Lack of initiative? I thought the issue was dishonesty - something I would hardly condone, but let’s face it - true trivia is hardly more useful for university admissions than false trivia. To show initiative, a student ought to refuse to participate in the personal statement charade at all! That would show real guts.
The personal statement is a poor cousin to the interview for a number of reasons, but interviews can also mislead; in my experience, employers put the most weight on phone calls to referees.

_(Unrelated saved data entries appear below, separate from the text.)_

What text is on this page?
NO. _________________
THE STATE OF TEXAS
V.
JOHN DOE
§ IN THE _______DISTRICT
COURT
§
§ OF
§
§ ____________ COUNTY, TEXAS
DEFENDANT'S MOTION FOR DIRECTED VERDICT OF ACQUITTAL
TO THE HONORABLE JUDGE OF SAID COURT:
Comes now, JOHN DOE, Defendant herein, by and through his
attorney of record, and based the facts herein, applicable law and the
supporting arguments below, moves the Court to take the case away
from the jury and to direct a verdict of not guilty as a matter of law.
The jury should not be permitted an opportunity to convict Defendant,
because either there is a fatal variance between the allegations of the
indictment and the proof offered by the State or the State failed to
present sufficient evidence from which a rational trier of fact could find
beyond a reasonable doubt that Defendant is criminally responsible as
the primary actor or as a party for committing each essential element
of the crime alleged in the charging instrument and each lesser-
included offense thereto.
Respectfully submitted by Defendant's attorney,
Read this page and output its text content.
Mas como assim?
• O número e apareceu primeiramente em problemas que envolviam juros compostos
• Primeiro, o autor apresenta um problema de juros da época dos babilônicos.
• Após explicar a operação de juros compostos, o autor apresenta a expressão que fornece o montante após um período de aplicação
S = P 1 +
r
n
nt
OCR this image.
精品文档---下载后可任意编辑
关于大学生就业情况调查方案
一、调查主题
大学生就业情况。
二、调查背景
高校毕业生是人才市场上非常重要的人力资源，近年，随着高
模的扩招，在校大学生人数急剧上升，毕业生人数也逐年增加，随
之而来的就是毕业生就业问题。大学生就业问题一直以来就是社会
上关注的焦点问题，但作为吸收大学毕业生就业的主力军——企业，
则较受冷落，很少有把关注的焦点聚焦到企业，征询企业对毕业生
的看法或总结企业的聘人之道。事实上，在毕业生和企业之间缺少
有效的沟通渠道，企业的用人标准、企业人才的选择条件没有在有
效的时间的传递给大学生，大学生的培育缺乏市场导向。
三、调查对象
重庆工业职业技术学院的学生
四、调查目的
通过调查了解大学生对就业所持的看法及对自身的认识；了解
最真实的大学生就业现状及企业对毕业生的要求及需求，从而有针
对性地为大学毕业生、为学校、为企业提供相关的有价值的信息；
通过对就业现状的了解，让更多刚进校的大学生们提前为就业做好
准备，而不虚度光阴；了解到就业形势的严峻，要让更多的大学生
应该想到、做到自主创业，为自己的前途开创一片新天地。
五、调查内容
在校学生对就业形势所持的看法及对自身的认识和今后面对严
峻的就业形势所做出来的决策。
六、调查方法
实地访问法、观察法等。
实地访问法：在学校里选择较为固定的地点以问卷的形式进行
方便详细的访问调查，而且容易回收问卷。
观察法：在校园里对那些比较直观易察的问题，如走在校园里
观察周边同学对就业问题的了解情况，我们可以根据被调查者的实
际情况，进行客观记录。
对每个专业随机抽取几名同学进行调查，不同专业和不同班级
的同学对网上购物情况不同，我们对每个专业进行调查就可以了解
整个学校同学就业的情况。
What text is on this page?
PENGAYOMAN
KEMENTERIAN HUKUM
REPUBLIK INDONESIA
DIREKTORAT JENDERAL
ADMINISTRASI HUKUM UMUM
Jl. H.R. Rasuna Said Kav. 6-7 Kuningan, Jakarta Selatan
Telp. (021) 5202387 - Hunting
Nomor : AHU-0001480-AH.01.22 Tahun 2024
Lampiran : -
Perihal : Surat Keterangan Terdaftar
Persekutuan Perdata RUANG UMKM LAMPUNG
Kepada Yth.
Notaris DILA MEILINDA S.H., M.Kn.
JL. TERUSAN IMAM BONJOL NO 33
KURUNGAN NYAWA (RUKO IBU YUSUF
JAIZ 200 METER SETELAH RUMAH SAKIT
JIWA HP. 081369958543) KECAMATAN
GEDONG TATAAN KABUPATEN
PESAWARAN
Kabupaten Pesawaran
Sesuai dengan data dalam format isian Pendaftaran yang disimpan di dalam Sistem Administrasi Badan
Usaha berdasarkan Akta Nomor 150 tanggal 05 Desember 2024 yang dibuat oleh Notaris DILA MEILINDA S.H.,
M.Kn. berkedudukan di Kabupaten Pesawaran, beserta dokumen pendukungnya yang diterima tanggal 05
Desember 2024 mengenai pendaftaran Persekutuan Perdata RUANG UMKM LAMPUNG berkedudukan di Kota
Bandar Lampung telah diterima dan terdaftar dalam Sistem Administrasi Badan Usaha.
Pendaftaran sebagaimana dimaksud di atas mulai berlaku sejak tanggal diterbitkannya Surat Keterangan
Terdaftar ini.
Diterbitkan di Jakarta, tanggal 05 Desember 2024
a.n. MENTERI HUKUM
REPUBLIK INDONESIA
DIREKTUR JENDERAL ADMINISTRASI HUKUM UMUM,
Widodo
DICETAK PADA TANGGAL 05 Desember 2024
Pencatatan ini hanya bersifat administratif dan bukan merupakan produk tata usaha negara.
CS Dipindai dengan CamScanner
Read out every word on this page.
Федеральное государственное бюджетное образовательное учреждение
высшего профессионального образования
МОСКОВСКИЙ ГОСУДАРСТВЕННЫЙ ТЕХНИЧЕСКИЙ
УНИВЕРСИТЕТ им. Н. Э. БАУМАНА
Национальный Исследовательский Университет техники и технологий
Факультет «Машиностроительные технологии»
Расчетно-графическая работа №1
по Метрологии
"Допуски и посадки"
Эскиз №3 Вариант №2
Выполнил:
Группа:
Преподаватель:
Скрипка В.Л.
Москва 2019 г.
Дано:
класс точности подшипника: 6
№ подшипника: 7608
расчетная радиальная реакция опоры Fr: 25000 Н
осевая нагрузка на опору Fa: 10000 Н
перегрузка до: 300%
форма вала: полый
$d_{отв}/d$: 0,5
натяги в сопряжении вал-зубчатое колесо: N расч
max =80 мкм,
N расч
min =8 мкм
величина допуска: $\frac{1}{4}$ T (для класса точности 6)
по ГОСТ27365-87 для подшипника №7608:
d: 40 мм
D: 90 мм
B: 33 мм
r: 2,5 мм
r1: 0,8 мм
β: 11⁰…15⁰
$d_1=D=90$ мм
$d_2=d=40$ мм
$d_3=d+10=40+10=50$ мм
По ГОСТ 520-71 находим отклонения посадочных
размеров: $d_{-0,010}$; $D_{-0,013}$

The “real world” component is far better handled by teaching students how to present themselves in an interview before they finish their course.
I think the personal statement might have been required because this was medical school. I know I never did one at my engineering school.
Lack of initiative is what, in this case, led to dishonesty. And why NOT go ahead and do it? Sometimes we just have to do things, whether we like them or not.
In my experience, like it or not, personal interviews serve one main purpose - whether or not you “fit” their concept of what they want. Not necesarily fair, but there it is.
And by the way, just because supposedly bright people run the universities (and there would probably be considerable dispute on that point from various quarters) doesn’t prevent them from doing possibly very stupid things.
On personal interviews: Pretty much. Employers have to know whether you will fit with the organisational culture that is already there. Which is fair enough, if frustrating for some applicants.
Now if I was to generalise, I would say that resumes are normally used to assess the “tech specs”, interviews are to assess personality and organisational fit, and calls to referees are to verify details, and to assess character and work ethic. In my experience, anyway.
I haven’t been an employer myself. Would you say that is accurate?
Markk, you’ve generalized it well. ‘Course, that’s how it should work… in Bizarroland! Naturally the real world can be wildly different. Any of the above can be used to screen you out, rather than check your qualifications, etc. (Real world again. Frustrating? You bet!)
But I think you’ve captured at least the spirit of each of them well.